Schön und praktisch sollte es sein
Vor 50 Jahren wurde das neue Mutterhaus der Baldegger Schwestern eröffnet. Der Bau von Architekt Marcel Breuer besticht bis heute mit seiner sorgfältigen Gestaltung.
Heutige und ehemalige Mitglieder der Klosterleitung (von links): Sr. Nadja Bühlmann, Sr. Marie-Ruth Ziegler, Sr. Martine Rosenberg und Sr. Zita Estermann (derzeitige Generaloberin). Bild: Dominik Thali
Als Schwester Martine Rosenberg im November 1961 ins Kloster eintrat, wurde ihr ein Bett in einem der Schlafsäle zugewiesen. «Ich war die vierzigste in unserem Saal», erinnert sich die heute 82-Jährige. Die Gemeinschaft wuchs auf 1000 Schwestern gegen Ende der sechziger Jahre. Das Kloster musste bauen.

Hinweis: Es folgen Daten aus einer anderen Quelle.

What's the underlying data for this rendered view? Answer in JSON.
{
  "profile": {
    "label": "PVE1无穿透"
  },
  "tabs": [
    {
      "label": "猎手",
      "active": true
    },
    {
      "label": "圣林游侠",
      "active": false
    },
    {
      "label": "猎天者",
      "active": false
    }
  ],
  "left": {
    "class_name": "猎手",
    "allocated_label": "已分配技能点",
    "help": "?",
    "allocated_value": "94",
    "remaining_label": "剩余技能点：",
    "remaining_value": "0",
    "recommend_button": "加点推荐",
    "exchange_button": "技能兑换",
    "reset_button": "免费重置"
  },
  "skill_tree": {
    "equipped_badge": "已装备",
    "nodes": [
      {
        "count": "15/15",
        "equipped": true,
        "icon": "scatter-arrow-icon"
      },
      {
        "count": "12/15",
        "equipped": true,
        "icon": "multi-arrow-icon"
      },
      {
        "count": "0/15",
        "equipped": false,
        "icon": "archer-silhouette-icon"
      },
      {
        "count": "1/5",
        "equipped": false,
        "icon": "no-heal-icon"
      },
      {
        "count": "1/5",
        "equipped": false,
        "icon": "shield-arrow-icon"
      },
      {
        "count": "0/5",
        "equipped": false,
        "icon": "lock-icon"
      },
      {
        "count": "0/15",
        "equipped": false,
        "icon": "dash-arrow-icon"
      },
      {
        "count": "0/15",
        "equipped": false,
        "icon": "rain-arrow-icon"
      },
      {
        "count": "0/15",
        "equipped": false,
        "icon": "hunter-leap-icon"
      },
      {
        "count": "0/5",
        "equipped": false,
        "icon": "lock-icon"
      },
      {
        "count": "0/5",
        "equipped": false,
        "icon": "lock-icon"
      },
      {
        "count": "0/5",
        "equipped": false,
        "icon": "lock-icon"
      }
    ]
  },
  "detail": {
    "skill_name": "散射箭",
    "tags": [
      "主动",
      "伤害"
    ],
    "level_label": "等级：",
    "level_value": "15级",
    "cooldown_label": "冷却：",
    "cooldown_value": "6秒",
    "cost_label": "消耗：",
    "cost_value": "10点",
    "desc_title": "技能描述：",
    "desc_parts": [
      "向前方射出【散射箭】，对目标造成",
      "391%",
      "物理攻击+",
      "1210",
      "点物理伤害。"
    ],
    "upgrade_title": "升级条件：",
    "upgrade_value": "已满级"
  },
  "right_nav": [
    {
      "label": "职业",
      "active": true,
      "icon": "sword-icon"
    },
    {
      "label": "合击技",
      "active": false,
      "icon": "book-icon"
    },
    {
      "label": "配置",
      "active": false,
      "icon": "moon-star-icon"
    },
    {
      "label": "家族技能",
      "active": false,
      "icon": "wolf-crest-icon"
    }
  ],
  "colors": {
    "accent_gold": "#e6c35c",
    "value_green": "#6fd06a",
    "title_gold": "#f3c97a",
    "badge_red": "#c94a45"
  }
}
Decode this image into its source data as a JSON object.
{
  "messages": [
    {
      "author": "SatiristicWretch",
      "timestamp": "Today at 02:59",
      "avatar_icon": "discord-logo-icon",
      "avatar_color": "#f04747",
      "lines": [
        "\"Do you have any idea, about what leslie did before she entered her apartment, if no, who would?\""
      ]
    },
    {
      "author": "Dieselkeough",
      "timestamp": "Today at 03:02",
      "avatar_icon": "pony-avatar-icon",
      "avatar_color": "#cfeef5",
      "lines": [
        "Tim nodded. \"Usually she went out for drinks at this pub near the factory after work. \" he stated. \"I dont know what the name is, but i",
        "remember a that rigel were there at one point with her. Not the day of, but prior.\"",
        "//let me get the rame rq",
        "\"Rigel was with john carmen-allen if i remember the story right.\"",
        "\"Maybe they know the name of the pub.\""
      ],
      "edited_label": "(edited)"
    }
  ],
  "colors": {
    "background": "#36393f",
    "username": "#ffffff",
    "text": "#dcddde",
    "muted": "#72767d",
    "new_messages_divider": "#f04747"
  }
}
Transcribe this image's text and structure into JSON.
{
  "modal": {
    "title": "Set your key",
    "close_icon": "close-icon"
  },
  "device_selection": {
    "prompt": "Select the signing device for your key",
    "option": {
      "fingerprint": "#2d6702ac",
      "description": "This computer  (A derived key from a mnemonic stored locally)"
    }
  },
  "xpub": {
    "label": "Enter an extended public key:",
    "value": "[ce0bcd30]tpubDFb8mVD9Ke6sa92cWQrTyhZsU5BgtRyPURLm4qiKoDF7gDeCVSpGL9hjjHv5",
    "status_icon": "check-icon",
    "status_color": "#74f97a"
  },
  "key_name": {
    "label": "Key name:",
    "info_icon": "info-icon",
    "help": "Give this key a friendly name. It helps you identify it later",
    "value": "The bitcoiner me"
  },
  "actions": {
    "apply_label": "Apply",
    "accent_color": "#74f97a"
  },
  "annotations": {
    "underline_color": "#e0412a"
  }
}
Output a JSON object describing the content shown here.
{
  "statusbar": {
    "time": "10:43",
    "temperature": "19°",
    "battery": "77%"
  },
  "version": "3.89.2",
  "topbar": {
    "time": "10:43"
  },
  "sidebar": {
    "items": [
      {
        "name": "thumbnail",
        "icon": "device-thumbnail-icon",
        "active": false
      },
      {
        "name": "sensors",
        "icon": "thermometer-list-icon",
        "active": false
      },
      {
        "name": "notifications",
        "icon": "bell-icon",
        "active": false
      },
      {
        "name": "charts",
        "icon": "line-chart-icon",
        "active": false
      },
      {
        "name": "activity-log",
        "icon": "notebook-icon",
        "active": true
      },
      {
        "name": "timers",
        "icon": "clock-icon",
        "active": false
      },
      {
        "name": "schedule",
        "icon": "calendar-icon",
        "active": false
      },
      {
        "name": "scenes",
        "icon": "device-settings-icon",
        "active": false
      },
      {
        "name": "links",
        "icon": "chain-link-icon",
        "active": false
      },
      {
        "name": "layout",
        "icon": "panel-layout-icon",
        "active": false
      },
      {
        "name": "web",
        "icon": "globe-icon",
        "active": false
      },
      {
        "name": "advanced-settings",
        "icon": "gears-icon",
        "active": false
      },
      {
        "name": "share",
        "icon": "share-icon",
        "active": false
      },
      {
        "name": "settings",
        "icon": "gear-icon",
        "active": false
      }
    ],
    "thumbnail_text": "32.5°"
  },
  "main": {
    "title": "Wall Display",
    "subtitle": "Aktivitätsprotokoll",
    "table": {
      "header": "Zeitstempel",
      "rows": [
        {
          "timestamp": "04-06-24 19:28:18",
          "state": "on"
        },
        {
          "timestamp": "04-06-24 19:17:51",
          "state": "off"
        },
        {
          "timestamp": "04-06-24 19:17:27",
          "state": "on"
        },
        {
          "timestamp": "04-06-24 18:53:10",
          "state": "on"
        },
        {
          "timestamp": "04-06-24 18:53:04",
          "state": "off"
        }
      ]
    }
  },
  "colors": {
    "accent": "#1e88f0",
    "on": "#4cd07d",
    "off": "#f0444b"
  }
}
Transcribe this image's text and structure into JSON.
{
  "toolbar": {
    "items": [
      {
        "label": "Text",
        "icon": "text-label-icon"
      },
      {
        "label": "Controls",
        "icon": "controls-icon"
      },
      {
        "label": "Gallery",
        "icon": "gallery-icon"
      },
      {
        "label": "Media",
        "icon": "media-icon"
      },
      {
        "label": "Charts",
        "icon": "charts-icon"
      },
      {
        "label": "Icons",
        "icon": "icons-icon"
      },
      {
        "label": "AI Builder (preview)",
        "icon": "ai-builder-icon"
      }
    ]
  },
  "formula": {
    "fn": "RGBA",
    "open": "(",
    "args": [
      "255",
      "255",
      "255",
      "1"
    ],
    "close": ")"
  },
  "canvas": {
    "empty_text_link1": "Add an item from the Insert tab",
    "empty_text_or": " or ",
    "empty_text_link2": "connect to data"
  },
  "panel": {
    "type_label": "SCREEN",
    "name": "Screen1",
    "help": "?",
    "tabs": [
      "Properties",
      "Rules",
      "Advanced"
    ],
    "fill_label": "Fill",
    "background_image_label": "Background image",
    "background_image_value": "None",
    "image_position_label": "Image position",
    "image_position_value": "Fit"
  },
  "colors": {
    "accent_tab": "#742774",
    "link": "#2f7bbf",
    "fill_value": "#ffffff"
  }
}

«Marcel Breuer hat uns den Schnickschnack aufgetrieben.»
Sr. Martine Rosenberg
Doch das Siegerprojekt des Architekturwettbewerbs gefiel der Gemeinschaft nicht. «Das sah mehr aus wie ein Kongresshaus», erinnert sich Sr. Martine. Der Orden gelangte deshalb an Marcel Breuer, einen aus Ungarn stammenden Architekten, der nach seiner Zeit am «Bauhaus» in Deutschland in den Vereinigten Staaten Karriere machte und in New York lebte. Breuer, damals schon fast 70, sagte zu und schuf im Seetal einen seiner bedeutendsten Sakralbauten. Sr. Martine wurde kurz vor Baubeginn Mitglied der Generalleitung des Ordens und später Generaloberin. Heute ist sie eine von noch rund 180 Schwestern.
Licht flutet durch die Räume
Das Mutterhaus Sonnhalde gilt als Pionierleistung seiner Zeit. Und steht für den Mut der Schwestern, ihre Visionen auch umzusetzen. Breuer durchsetzt Betonelemente mit Alpnacher Guberstein, lässt das Licht durch Räume und Gänge fluten und lenkt die Blicke nach draussen in die sanfte Landschaft.
«1961 war ich die vierzigste in unserem Schlafsaal.»
Sr. Martine Rosenberg
Für die Ordensgemeinschaft entspricht der Bau bis heute einer Architektur, die auch ihrer franziskanischen Spiritualität entspricht: Schlicht, auf Dauerhaftigkeit angelegt, Ruhe ausstrahlend. Möbel, Vorhänge oder Böden: Es sieht immer noch gleich aus wie vor 50 Jahren. Aufgeräumt, aber nicht kühl; modern, aber nicht vornehm.
Breuer habe stets das Schöne mit dem Praktischen verbinden wollen, sagt Sr. Martine. «Und er hat uns den Schnickschnack ausgetrieben», schmunzelt sie. «Die Tüllvorhänge und Spitzendeckchen im alten Bau mochte er nicht.» Daran halten sich die Schwestern bis heute.
Die Beständigkeit der Materialien , die Zweckmässigkeit der Anlage: Das passt zu Franz von Assisi, auf den sich die Baldegger Schwestern berufen. Dieser sei schliesslich so etwas wie der erste Umweltaktivist gewesen, sagt Sr. Marie-Ruth Ziegler, Nachfolgerin von Sr. Martine als Generaloberin. Die «Sonnhalde» wird seit zehn Jahren mit Fernwärme beheizt, der Landwirtschaftsbetrieb ist längst bio, und von den Stalldächern fliesst Sonnenstrom.